C’era un più che discreto (e giustificato) hype intorno al nuovo lavoro dei Peaking Lights. Ci avevano lasciato con l’acclamato “936” stordendoci dolcemente con le loro melodie sintetiche e oniriche, ora tornano genitori del piccolo Mikko e con un titolo che a prima vista potrebbe non essere esattamente tranquillizzante. In realtà , ‘Lucifer’ non paga nessun oscuro tributo, ma va inteso come Venere: stella del mattino, portatrice di luce, spiega Aaron Coyes. Il viaggio in cui lui e Indra ci conducono, infatti, sembra essere temporalmente collocato tra il sorgere della luna (“Moonrise”) e quello della stella del mattino (“Morning Star”), foriera di un nuovo inizio.

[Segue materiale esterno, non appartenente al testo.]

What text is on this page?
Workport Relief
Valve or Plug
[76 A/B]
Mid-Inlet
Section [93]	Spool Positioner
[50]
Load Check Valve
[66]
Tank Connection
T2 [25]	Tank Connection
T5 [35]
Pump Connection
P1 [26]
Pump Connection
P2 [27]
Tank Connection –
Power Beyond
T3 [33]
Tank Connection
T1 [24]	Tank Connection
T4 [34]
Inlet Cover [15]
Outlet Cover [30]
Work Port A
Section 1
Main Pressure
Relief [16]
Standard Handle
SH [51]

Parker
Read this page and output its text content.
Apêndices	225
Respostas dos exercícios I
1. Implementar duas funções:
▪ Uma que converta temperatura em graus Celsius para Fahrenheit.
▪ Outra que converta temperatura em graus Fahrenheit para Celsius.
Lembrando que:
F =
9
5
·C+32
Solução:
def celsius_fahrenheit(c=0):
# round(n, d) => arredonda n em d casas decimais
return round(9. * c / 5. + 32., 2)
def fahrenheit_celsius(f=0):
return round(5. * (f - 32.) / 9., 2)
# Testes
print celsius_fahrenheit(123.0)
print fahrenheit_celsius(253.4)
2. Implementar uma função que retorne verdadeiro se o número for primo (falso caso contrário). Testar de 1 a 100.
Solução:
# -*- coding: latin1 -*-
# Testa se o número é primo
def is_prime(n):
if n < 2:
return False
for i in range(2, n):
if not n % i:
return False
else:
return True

Fermo restando che hanno orami creato proprio riconoscibilissimo sound, rispetto al precendente “936” i coniugi losangelini mettono le cose maggiormente a fuoco. Compaiono riff di chitarra e di piano più (lasciatemi passare il termine) “tridimensionali”, risaltando dalla coltre sintetica pur sempre presente.
Ecco allora che in confronto al disco precedente, l’ascolto risulta essere anche più semplificato , meno straniante e più concreto e attivo. Ne vien vuori una musica anche ballabile. Se prima le onde dei synth ci cullavano quiete, ora fanno navigare una barca a bordo della quale si fa festa non disdegnando ritmi e sonorità  vagamente caraibico-hawaiiane (“Dream Beat”), oltre che ovviamente dub (“LO-HI” e “Midnight: In The Valley of Shadows”, entrambe con venature funk).
Il pezzo che probabilmente più si avvicina a quelli di ‘936’ è “Cosmic Tide”, in cui ritroviamo chiaramente i palpiti e le mantriche schitarratine di una “Amazing and Wonderful” o di una “Marshmellow Yellow”.

Che dire insomma? Secondo centro consecutivo: un altro album denso privo di sbavature, un suono personale arricchito da quel tocco di “pop” adatto a raccogliere più orecchie senza sacrificare la qualità . I Peaking Lights hanno fatto ciò che dovevano: aggiungere quel minimo alla già  ottima formula precendente tale da compiere un piccolo, ma grandissimo, passo in avanti.